Wisdom had the advantage of being able to pool its initial clinical sites under a single system, thus decreasing administrative overhead. In order to minimize the friction in the system that is created when billing from the five University of California medical centers, the Athena Breast Health Network was established as a single entity, encompassing the five medical centers, under the University of California Office of the President’s Center for Health Quality and Innovation (CHQI). CHQI’s goal is to promote the transformation of health care delivery by creating a culture of improved health care delivery, improved population health, and lowered costs via enhanced efficiencies. CHQI has created a “virtual office” for Athena through which Athena can deliver study services, thus streamlining the process of contracting and billing.
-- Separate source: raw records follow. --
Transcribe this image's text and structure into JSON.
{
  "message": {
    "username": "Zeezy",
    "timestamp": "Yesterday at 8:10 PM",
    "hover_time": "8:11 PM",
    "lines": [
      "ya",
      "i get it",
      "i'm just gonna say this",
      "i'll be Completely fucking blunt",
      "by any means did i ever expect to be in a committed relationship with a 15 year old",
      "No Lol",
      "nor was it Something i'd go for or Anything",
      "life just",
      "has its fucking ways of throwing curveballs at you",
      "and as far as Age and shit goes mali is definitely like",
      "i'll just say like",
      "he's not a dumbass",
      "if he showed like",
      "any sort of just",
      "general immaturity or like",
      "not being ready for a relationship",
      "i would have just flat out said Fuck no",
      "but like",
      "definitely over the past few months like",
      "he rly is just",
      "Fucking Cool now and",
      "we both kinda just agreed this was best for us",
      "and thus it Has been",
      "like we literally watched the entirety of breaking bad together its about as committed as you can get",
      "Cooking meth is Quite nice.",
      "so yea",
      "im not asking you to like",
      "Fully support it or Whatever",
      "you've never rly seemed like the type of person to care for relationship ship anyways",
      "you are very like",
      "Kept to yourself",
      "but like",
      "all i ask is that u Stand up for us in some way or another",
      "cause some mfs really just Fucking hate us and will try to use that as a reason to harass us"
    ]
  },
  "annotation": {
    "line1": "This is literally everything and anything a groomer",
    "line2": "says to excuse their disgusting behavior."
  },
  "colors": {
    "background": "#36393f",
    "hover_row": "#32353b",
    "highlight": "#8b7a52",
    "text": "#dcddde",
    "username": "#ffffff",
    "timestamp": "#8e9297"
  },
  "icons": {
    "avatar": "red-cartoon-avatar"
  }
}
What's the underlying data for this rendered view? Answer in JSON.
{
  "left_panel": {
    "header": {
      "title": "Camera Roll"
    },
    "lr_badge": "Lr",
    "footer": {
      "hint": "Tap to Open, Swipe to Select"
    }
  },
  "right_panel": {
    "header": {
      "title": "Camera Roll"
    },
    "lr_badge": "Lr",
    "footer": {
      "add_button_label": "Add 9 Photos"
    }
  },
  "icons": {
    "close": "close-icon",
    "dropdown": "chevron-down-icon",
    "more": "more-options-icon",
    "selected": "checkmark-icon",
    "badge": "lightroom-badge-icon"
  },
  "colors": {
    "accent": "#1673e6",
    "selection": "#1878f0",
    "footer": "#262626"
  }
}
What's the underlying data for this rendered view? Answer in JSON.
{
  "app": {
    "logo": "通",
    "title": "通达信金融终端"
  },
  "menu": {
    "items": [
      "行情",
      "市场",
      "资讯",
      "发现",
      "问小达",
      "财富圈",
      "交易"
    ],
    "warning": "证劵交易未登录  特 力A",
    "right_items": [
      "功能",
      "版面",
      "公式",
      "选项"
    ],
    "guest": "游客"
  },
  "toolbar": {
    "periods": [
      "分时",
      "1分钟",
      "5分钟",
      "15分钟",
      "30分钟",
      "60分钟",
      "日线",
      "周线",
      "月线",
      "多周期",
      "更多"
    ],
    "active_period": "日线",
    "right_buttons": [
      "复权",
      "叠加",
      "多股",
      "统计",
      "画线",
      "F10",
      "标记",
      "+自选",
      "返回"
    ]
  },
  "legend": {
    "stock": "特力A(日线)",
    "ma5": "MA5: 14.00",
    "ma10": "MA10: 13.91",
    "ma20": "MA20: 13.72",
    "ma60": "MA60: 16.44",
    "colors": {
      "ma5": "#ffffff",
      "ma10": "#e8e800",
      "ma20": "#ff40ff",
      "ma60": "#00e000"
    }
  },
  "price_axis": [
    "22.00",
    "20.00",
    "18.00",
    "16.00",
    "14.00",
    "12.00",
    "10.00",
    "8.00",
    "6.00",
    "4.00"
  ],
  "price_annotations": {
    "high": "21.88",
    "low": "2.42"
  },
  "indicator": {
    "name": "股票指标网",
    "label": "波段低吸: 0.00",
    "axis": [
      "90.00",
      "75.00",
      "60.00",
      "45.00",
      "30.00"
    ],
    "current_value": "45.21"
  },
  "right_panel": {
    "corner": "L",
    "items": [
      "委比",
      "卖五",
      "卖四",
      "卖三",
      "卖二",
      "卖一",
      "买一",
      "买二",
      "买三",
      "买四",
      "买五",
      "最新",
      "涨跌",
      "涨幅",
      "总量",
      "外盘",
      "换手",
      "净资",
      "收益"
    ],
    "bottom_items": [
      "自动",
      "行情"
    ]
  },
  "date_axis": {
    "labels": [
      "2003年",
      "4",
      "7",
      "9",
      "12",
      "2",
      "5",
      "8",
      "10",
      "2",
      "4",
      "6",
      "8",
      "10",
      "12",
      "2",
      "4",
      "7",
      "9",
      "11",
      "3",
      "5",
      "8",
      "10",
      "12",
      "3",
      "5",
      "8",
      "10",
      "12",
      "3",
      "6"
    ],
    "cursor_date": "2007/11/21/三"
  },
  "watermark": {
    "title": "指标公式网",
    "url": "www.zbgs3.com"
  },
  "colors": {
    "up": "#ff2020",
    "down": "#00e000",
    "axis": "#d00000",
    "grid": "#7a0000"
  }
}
The University of California medical system created a novel provider identification for the Athena Breast Health Network, so that insurers could pay for these services using a negotiated fee schedule separate from the fee schedule embedded in a payer’s standard contracts with the University of California provider systems. Insurers can identify specific CPT codes to use for services that would otherwise not be covered (if, as with Wisdom’s population-based genetic testing, the services are not customarily covered on a population level), such that beneficiaries will have those services covered. Removing a preauthorization requirement for these codes avoids the cost and administrative overhead associated with negotiating coverage for each test. Insurers can also identify codes that would adjudicate with no member liability, so that insured members would have no fees associated with participation. Blue Shield established a CED policy, with the proviso that clinical trials covered by CED were subject to a third-party review and must be implementable with minimal additional operating costs.
Pre-approved (CED) services and their assigned billing codes are associated with the tax ID assigned to CHQI and submitted to the payers – thereby eliminating preauthorization issues and minimizing both systems’ friction and overhead. Athena was added to the Blue Shield system as a network provider through CHQI, and Athena billing claims could thus be submitted under a single unique provider ID. Blue Shield permits payment for the experimental codes only for the tax ID associated with CHQI. Trial-related services have been programmed to process at custom rates, and the unique tax ID facilitates detailed reporting on trial participation.
The pooling of clinical sites under a single tax ID may not be possible in every clinical trial, but it underscores the value of reducing administrative overhead. The identification of specific experimental codes associated with the relevant institutional tax IDs is a replicable model that facilitates the ability to refine the study and its risk model over time through an adaptive learning engine.
Coverage with Evidence Development (CED) is a promising solution to a continued problem in health care innovation: funding investigations of experimental services. As a result of the Wisdom experience, Blue Shield has established new standardized policies and evaluation criteria and procedures for the use of CED to support studies that evaluate experimental services that have potential to improve health care value. This is a promising development that, through the experience of Wisdom and additional studies, will gain greater use with private payers to address a critical funding gap for comparative effectiveness studies.
The authors thank Dr. Lisa Latts for her leadership on the coverage with evidence approach and her work with the entire team to bring this effort to fruition.